El cofundador de Apple ejemplifica el escenario con un iPhone 4S: escuchan y reconocen voz, hablan, miran a través de la cámara y sienten con la pantalla touchscreen.

"Siri es el futuro de las computadoras y los dispositivos", asegura ante cientos de personas al dictar su conferencia magistral en el SAP Forum, que inició este miércoles.

Pero esto es el comienzo. El cofundador de Apple, que confesó haberse iniciado en el mundo de la tecnología porque no tenía una novia en casa, ve que las computadoras y los dispositivos estarán todavía más integradas en la vida diaria de los humanos.

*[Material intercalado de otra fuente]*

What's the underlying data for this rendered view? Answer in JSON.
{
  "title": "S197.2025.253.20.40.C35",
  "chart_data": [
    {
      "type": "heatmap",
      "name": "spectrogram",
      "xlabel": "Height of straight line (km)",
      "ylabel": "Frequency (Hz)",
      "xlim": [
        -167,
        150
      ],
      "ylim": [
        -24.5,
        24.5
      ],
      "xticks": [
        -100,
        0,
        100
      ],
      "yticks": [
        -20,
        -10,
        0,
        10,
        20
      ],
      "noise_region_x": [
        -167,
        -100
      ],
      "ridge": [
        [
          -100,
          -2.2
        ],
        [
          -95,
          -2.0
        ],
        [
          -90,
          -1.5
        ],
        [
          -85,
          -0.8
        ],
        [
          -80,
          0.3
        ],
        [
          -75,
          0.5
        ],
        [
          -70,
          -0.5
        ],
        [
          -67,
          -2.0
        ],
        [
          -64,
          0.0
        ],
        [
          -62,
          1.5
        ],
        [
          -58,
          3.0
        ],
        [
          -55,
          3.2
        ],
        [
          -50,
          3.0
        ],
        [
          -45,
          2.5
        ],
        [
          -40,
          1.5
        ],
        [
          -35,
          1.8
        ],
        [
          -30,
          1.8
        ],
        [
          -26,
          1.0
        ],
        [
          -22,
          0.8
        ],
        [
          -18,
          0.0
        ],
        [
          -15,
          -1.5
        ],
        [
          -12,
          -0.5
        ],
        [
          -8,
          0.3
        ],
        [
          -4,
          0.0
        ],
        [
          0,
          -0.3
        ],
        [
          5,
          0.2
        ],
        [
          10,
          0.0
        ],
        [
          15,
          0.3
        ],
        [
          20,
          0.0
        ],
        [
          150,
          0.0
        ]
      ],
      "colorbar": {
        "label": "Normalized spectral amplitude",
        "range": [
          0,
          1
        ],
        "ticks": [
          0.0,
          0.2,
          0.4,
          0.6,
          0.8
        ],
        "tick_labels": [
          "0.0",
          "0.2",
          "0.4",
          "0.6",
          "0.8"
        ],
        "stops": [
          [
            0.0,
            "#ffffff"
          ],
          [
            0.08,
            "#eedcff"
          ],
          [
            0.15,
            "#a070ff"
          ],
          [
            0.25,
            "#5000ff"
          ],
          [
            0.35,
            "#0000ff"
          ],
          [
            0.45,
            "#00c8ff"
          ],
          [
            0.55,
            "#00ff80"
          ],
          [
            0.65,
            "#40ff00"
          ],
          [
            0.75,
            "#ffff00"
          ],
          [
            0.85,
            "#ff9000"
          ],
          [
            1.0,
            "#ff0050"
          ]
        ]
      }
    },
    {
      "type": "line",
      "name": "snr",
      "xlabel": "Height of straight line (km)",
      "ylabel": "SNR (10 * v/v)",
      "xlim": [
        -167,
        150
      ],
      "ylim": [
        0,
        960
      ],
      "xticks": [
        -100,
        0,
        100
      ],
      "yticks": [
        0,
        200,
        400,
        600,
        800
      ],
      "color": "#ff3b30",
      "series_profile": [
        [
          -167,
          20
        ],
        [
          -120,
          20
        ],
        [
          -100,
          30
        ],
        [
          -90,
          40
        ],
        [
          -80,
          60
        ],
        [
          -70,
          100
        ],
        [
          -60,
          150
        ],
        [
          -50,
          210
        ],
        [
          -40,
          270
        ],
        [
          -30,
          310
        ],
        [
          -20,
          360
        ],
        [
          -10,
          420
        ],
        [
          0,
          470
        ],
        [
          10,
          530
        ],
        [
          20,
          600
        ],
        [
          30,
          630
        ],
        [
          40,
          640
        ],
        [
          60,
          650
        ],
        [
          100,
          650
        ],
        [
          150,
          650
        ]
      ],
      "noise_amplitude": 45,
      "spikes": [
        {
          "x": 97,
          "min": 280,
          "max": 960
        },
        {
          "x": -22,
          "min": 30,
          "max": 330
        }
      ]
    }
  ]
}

"Creo que de 42 años a 200 años, las computadoras serán más humanas que nosotros", dice.

El camino, según Wozniak, ya inició al volver más accesible la tecnología para la sociedad, y la adopción del modelo de las aplicaciones en el ecosistema digital en las compañías.

Wozniak ve en las aplicaciones una evolución hacia lo que llama una "inteligencia simulada" -no artificial- que requerirán todavía del toque humano para funcionar.

Será una inteligencia simulada. Debe uno tener el conocimiento previo. Más adelante, las computadoras serán más importantes para los jóvenes que sus propios amigos humanos (...) los van a saber, van a reconocer qué están buscando para hacer de la inteligencia simulada el futuro de la computación", asegura.